8 Authentication credentials to perform basic authentication.
9 A comma-separated list of acceptable HTTP response code ranges.
10 Required monitor section for each service.

Test filtering proxies with HttpMonitor

If a filtering proxy server is set up to allow retrieval of some URLs but deny others, the HttpMonitor can verify this behavior.
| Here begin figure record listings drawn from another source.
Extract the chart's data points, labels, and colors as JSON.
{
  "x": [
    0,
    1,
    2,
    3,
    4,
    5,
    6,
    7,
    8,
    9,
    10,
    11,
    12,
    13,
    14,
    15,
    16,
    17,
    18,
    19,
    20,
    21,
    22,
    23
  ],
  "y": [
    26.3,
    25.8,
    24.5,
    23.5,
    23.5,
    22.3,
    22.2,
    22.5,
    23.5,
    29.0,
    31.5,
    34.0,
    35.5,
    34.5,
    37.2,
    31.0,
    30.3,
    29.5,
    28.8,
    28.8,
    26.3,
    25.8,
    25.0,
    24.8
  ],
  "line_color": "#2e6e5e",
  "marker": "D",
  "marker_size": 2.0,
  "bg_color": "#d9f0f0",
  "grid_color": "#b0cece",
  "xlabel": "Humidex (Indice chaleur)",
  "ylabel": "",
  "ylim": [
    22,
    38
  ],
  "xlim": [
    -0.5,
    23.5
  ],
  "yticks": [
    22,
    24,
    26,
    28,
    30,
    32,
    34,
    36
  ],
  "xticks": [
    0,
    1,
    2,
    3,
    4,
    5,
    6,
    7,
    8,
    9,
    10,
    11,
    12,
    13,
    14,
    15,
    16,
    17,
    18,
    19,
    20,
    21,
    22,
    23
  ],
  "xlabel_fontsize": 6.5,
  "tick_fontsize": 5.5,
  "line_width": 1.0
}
As an example, a proxy server runs on TCP port 3128 and serves http://www.opennms.org/ but never http://www.tiktok.com/. To test this behavior, configure the HttpMonitor as follows:

<service name="HTTP-Allow-opennms.org" interval="300000" user-defined="false" status="on">
  <parameter key="retry" value="1"/> (1)
  <parameter key="timeout" value="3000"/> (2)
  <parameter key="port" value="3128"/> (3)
  <parameter key="url" value="http://www.opennms.org/"/> (4)
  <parameter key="response" value="200-399"/> (5)
</service>

<service name="HTTP-Block-tiktok.com" interval="300000" user-defined="false" status="on">
  <parameter key="retry" value="1"/> (1)
  <parameter key="timeout" value="3000"/> (2)
  <parameter key="port" value="3128"/> (3)
  <parameter key="url" value="http://www.tiktok.com/"/> (4)
  <parameter key="response" value="400-599"/> (5)
</service>

<monitor service="HTTP-Allow-opennms.org" class-name="org.opennms.netmgt.poller.monitors.HttpMonitor"/> (6)
<monitor service="HTTP-Block-tiktok.com" class-name="org.opennms.netmgt.poller.monitors.HttpMonitor"/> (6)
1 Number of attempts to test a service’s status.
2 Timeout for the isReachable method, in milliseconds.
3 A list of TCP ports to try to connect to.
4 URL to retrieve via the HTTP GET command.
5 A comma-separated list of acceptable HTTP response code ranges.
6 Required monitor section for each service.